What do hermit crabs do? They abandon their shells and move into new ones. They are still the same sentient being, still the same crab. They just look different, and their circumstances are different. I don't know how often they change shells, or why, or what the adjustment period is but I think it's neat to consider the metaphor. I am a hermit crab, sitting at the bar, loving the love that surrounds me, and sinking deeper into the colorful shell that I've acquired.
Sensual like wind,
You are the tempest divine.
These are the days that must happen to you.
An alchemy, a progeny of infinity.
Earth's process, manifest.
Happening like magic.
Sun on your face
A holy emittance of light.
These are the days that must happen to you.
Rain, floods, torrents--
Mud on your face.
All this must happen.
Whether or not
You ever really dared to live,
The days are happening
To turn you into gold.
Kindred knights in wielded steel
Unleash your heart, and feel the real.
Feel the pain and beauty too.
Each experience teaches something new.
Love within me, I see yours.
All relationships open doors.
How will I know the whole of Self
Without you, my mirror, a reflective realm?
Love me, fuck me. Leave me, hold me.
If I trust you please don't burn me.
Seeking a catalyst to turn me on.
Life's our playground, venture on!
I walked into the sandwich shop on the corner of Railroad Avenue and Holly Street in downtown Bellingham, Washington and politely requested a vegetarian on ciabatta bread, "Make me one with everything." It was lunch time. It was only Wednesday, and I had already run the gamut on my regular inventory of inadequacies for the week. I'm never enough of anything, and I always seem to narrowly avoid an early-onset midlife crisis. I scourge myself, undue punishment for being all the things I'm not. Really, though, who am I to the world? Who am I in the great Wild of Existence?
"Are you a skier," the delicate Asian woman glowing behind the sandwich counter asked me. She must have noticed my Kirkwood, California snowboarding hoodie.
"Snowboarder," I replied.
"I envy you," she said.
This brief exchange caught me off guard. In that moment, I realized I am something to someone. "Thank you," I replied. "Snowboarding is a lifestyle. It makes me happy."

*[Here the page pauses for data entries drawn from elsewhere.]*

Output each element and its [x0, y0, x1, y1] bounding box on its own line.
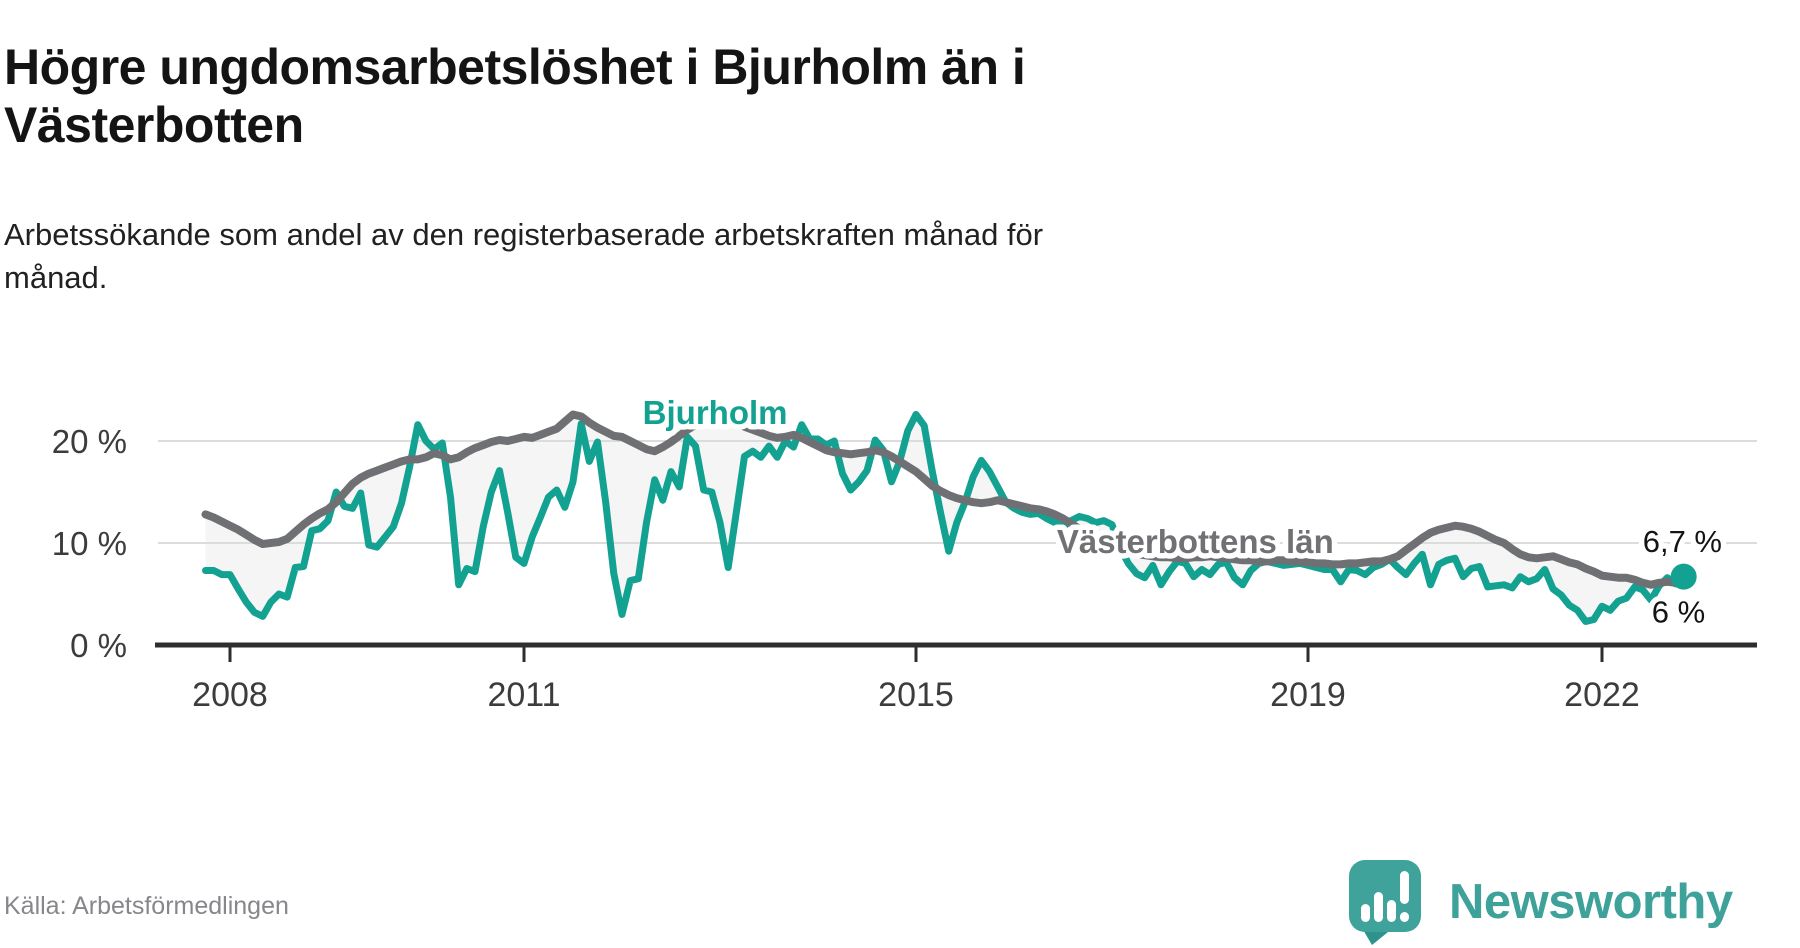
logo-exclamation-bar	[1400, 871, 1409, 904]
x-tick-label-2022: 2022	[1564, 676, 1640, 714]
y-tick-label-0: 0 %	[70, 627, 127, 664]
source-note: Källa: Arbetsförmedlingen	[4, 892, 289, 920]
end-label-vasterbotten: 6 %	[1652, 594, 1705, 629]
logo-bar-2	[1374, 892, 1383, 922]
label-vasterbotten: Västerbottens län	[1057, 523, 1334, 560]
series-end-dot-bjurholm	[1670, 563, 1697, 590]
chart-subtitle: Arbetssökande som andel av den registerb…	[4, 213, 1504, 300]
page-title-line2: Västerbotten	[4, 96, 304, 153]
y-tick-label-20: 20 %	[52, 423, 127, 460]
newsworthy-logo-icon	[1349, 860, 1421, 945]
logo-bar-1	[1361, 904, 1370, 922]
x-tick-label-2015: 2015	[878, 676, 954, 714]
page-title-line1: Högre ungdomsarbetslöshet i Bjurholm än …	[4, 38, 1026, 95]
x-tick-label-2008: 2008	[192, 676, 268, 714]
page-title: Högre ungdomsarbetslöshet i Bjurholm än …	[4, 38, 1774, 154]
logo-speech-tail	[1362, 928, 1393, 945]
x-tick-label-2011: 2011	[487, 676, 560, 714]
logo-exclamation-dot	[1400, 912, 1409, 922]
chart-subtitle-line2: månad.	[4, 260, 108, 296]
logo-bar-3	[1387, 900, 1396, 922]
x-tick-label-2019: 2019	[1270, 676, 1346, 714]
series-line-bjurholm	[202, 411, 1688, 625]
chart-subtitle-line1: Arbetssökande som andel av den registerb…	[4, 217, 1044, 252]
series-line-vasterbottens-lan	[201, 410, 1688, 589]
y-tick-label-10: 10 %	[52, 525, 127, 562]
end-label-bjurholm: 6,7 %	[1643, 524, 1722, 559]
logo-bubble	[1349, 860, 1421, 932]
newsworthy-wordmark: Newsworthy	[1449, 875, 1733, 929]
label-bjurholm: Bjurholm	[643, 394, 788, 431]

Life is a creative process. It's not about finding yourself; it's about creating a person you can be okay with. Really, truly okay with. It is building a home to inhabit—the temple of your familiar. For three decades, I have been creating a home inside and outside myself. This level of abstract, architectural artistry takes time.
There was one time as a young girl I got lost in a corn field. I entered because it was cool, a reprieve from the hot, Southern sun. I didn't expect to get lost. One never does. Sometimes life is like being deep in the heart of a field of maize and getting turned around. Each dead end calls for new direction and demands backtracking. I made it out. It was nearly an hour later, panicked and thirsty, but I made it out.
Lunch was over, and I left the sandwich shop. The exit was easy to find. I stepped outside into the bustling Wednesday street, folks of all statures moving about. As the panic and the "Am I ever going to find my way trough this maze?" thoughts came again and quickly subsided, I looked up to the sky, and shifted my attention to all the holy blessings of merely existing as I am, and I felt at peace. The narrow swath of existence I sometimes live, to simply be an observer of Earth and its natural wonders, might just be okay.
I've walked a hundred roads, bustling city streets, forested avenues lined by California Redwoods, and mountain trails. I've walked a thousand miles through lush countryside, dust beneath my feet and joy in my heart. I've been lost in a hundred mazes. Perhaps the hardest journey, though, is the path I walk to the temple—the pilgrimage to the heart of who I am, and the path to purpose.